KEY POINTS:
If Christmas has left the coffers empty but the barbecue is still full, here are some robust reds from further afield. They're great with grilled meats but won't burn a hole in your pocket.
La Vieille Ferme Cotes du Ventoux,
France 2005 13.5 per cent $19.95
Made by the Perrin family behind the legendary Chateauneuf du Papes of Chateau de Beaucastel, this feisty but fresh grenache and syrah-dominant blend delivers a mouth-watering package of spicy black cherry and bramble fruit underpinned by soft tannins.
From Fine Wine Delivery Company, Point Wines, Caro's, Wine Vault
Bodegas Agapito Rico Carchelo,
Spain 2006 $17
A modern fruit-driven red bursting with bright ripe boysenberry fruit and notes of new leather. It's silky textured and surprisingly rich for a wine of this price.
From Caro's, West Harbour Wines and Spirits, Liquor King Ponsonby
Pasqua Lapaccio Primitivo, Salento ,
Italy 2005 $17.90
The name of the grape variety, primitivo suggests some of the dark rustic charm to be found in this southern Italian red. It has a meaty, charry character reminiscent of the barbecue, with rich dark fruit and notes of tobacco and licorice.
From Glengarry and selected wine stores
Cheers! Here's to a vintage year
It will be a big year for the New Zealand wine industry - rapidly expanding vineyards make the 2008 harvest likely to be its largest yet. So I'm heading straight for the future with a wish list of things I'd love to see happen in 2008, and a few things I'd rather not see again.
Wish number one is that the wine industry doesn't kill the goose that laid the golden egg through shortsighted opportunists turning these extra grapes into plonk rather than the premium wines on which the local industry has built its success.
Our growing conditions mean cheap is definitely not cheerful for New Zealand, and if that goose starts to look a bit seedy and our wines no longer excite international palates, many other countries are waiting to take our place.
Following on from this wish is a desire to see more flagship sauvignon blancs from our wineries this year. It seems incredible that although this variety is so important to us, comparatively few wineries are making great examples.
Something else that appears on my wish list every year is the arrival of that long-heralded riesling renaissance that never gets here. One of the most refined and versatile varieties in the world which is suited to an array of tastes and dishes, riesling has not caught on here. Once again I predict this desire will remain unrequited despite the efforts of wine journos worldwide to convert the masses.
I'll also raise a glass to our specialist wine merchants and wish them a fruitful year. At a time when the convenience of bagging your booze at the supermarket is squeezing the little guys, they're still doing a great job in listing exciting and individual wines, using their knowledge to ensure their customers leave with the right bottle.
These stores are also a powerful weapon against cellar palate, which is what happens when you drink wine from only one region. Your palate is dulled and you are unable to appreciate styles beyond this repertoire, something I'd like to see less of in the future.

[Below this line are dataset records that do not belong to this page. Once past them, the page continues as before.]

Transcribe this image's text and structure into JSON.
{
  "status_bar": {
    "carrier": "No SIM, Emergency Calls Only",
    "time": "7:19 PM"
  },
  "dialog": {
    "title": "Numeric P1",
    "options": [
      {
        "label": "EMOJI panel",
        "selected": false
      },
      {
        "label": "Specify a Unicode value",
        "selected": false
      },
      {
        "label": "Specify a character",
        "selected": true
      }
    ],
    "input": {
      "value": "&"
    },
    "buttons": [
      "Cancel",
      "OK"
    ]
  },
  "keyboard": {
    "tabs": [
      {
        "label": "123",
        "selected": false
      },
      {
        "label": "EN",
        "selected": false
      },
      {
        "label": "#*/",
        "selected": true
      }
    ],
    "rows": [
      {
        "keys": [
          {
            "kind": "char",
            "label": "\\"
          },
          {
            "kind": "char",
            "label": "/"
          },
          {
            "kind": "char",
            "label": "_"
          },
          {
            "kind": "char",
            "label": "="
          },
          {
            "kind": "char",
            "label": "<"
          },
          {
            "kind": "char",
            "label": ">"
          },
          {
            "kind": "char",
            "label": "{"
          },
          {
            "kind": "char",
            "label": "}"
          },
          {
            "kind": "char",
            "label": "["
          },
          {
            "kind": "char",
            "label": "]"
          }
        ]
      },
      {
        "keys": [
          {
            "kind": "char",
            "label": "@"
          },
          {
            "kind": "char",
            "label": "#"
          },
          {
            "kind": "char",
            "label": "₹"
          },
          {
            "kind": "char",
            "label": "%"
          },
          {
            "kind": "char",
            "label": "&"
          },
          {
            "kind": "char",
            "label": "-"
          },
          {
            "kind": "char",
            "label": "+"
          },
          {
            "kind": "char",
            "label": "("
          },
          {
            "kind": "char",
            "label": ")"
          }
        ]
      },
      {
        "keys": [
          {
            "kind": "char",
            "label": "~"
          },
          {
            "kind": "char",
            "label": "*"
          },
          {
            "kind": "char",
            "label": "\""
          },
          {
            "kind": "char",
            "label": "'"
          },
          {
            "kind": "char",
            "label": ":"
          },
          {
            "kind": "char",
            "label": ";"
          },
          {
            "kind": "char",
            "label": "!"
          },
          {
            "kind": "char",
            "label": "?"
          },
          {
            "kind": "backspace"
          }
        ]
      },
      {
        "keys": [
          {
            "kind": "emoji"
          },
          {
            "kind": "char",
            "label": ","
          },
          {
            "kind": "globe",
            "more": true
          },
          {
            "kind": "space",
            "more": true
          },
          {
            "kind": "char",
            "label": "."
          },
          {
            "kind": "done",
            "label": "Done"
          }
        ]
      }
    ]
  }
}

Another thing I'd like to see expunged is poor labelling. I'd be happy for a full list of ingredients, enabling drinkers to make informed choices, and more relevant information from the winery on style. Rather than lengthy winery biogs, I'd like to see important stuff such as levels of sweetness flagged up on the likes of pinot gris and riesling.
Finally, it would be great to see more organic wines being made. There's been a groundswell of interest of late, albeit from a tiny base, and some of the most exciting producers are now eschewing chemicals. I hope many more follow suit.